2017
11.06

最短記録

Category: 小説


「お集まりの皆様、こんにちは。今回は、全世界の各代表者が、お互い競い合うシステムで賞金を勝ち取る、というルールでございます」

 司会者のような男が、一本のマイクを持って告げた。

 彼を囲むように、世界中から集まった、さまざまな人種の者たちが、輪になって座っていた。



「まずは、日本からお越しのタロウさん」

 と司会者が言って、タロウと呼ばれた男にマイクを渡した。

 タロウは椅子から立ち上がり、マイクで話し始めた。

「ぼくは、小さい頃から貧乏でした」

 司会者は頷き、自分の腕時計を見ていた。

 時間を計っているのだった。

「生まれた時から、父はいません」

 タロウは俯いて喋り続けた。

「何億もの借金まであったのです。それを抱え、僕と母は必死で生活してました。借金取りに追い回される日々。しかし、生きていれば何かいいことがあるだろうと、希望を持って生きてきたのです。そう、生きてさえいれば……ううう」

 タロウの頬を涙が伝った。

「そこまで!」

 と司会者が言って、タロウはマイクを返し、顔を上げた。

「それで、お母さんは亡くなったのですか?」

 司会者の問いに、タロウは涙を拭って、笑顔で答えた。

「いいえ、今のは嘘です」

「なるほど」

 と司会者は言い、ポケットから出したメモ帳に、タロウの時間を記録した。



「では、次の方。
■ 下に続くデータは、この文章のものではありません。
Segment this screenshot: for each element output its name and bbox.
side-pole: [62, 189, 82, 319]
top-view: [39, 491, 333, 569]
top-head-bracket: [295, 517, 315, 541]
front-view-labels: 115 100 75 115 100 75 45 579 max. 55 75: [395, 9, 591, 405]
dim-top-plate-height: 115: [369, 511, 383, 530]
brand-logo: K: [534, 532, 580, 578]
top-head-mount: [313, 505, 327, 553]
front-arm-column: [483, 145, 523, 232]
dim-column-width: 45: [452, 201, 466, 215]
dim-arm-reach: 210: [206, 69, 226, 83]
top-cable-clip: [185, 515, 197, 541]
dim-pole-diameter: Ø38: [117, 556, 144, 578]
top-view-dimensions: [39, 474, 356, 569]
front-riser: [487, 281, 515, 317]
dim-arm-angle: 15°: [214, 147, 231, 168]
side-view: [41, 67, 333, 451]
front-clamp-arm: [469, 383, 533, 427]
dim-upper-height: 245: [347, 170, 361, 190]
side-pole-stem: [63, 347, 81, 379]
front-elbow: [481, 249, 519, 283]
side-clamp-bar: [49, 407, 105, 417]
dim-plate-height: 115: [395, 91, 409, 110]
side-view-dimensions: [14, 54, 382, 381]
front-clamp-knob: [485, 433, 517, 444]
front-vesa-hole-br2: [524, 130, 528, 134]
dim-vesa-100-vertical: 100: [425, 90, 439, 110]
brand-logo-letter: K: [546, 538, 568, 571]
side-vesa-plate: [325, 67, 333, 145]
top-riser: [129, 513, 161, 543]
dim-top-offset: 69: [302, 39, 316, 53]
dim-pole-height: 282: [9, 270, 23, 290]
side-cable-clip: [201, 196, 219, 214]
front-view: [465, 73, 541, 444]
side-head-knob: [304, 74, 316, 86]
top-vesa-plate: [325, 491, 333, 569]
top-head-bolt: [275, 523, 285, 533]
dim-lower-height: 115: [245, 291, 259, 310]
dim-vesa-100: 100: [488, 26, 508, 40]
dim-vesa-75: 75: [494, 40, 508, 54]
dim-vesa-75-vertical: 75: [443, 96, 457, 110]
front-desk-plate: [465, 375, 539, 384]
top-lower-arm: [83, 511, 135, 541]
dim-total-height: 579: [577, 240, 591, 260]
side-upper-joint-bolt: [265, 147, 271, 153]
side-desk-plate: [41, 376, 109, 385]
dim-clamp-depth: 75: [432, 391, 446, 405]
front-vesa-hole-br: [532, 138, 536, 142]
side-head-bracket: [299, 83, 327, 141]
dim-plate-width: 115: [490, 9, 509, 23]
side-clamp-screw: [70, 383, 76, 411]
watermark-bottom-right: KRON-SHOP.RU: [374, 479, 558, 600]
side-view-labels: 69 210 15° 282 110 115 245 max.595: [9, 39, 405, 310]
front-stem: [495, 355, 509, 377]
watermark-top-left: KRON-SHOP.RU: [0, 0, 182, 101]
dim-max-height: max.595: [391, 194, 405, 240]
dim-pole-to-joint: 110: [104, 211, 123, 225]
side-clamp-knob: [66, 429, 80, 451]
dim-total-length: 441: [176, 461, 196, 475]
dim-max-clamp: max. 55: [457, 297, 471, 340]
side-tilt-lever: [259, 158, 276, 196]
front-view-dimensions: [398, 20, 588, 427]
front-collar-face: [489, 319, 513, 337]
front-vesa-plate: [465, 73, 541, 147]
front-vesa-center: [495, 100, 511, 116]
フランスからお越しの、シャルロットさん」

 マイクは金髪の女性に移った。

 彼女は最初から辛そうに、震えた声で喋り、最後はひざまずいて泣いてしまった。

 しかし、司会者は日本人だったので、フランス語は分からなかった。

 おそらく、他の国の代表者も、彼女の辛い話半分も理解できていないだろう。

 司会者は彼女のかかった時間を記録し、次の人にマイクを回す。



 その男はインドから来ていた。

 何か陽気な歌を歌った。

 そして天を仰いで、急に泣き出した。

「はい、そこまで」

 司会者は止めて、彼の背中を叩いてなだめた。

 彼はすぐに笑顔を見せた。

「今までの最短記録ですよ、おめでとう」

 と司会者は言っていた。

 しかしすぐ次の男が、記録を打ち破った。



 イギリスから来ていた。

 彼は立ってマイクを持ったまま、一言も喋らなかった。

 そして十秒くらい経ったあと、ほろりと涙を見せたのだ。

「これはすごいですなぁ。こっちまで悲しくなってきた」

 と司会者はつられて泣いた。



「すみません、あの……」

 と、手を上げたのはタロウだ。

「なんですかな?」

「あの、僕は日本代表なんです。あなたが日本の司会者だということで、お願いしたいのですが……」

「はい?」

 日本語は他の分からない人々を除いて、二人だけの間を飛び交った。

「ですから、もう一度だけ、僕にチャンスを……」

「分かりました。ですが今回は、特別ですよ!」

「はいっ!」

 タロウの手にマイクが渡った。



「よーい、スタート」

 司会者の時計が時を刻んでゆく。

 タロウは早口に喋った。

「僕はさっき、人を殺した。車で人をはねたんだ」

 タロウの話は終わった。

 目から涙があふれて止まらなかった。

「ありがとう、タロウさん。そしてありがとう、世界の皆さん。優勝者が決まりましたね。5秒という好成績だ。タロウさん。あなたですよ。さあ、もう泣かないで」

 司会者がなだめたが、タロウは喜ばなかった。

 司会者は不思議がって聞いた。

「どうしたんです。今回の、どこの国の人が一番早く泣けるかゲームに、勝ったのですよ? 日本が勝てて、私も誇り高いです」

「はい、賞金のほうに僕も目がくらんでまして……」

 とタロウは言った。

「今日、ここへ来るのに遅刻しそうになったのですが、賞金のせいで頭がおかしくなったみたいで……」

「はぁ、何を言ってるんです?」

「ですから僕は、車を急発進させ、人の命よりも、お金を選んでやってきたのです」

 司会者はタロウを見つめた。

 タロウは、

「はねたのは嘘じゃありません」

 と言って、静かに笑った。

 それは、他の代表者には分からないことだった。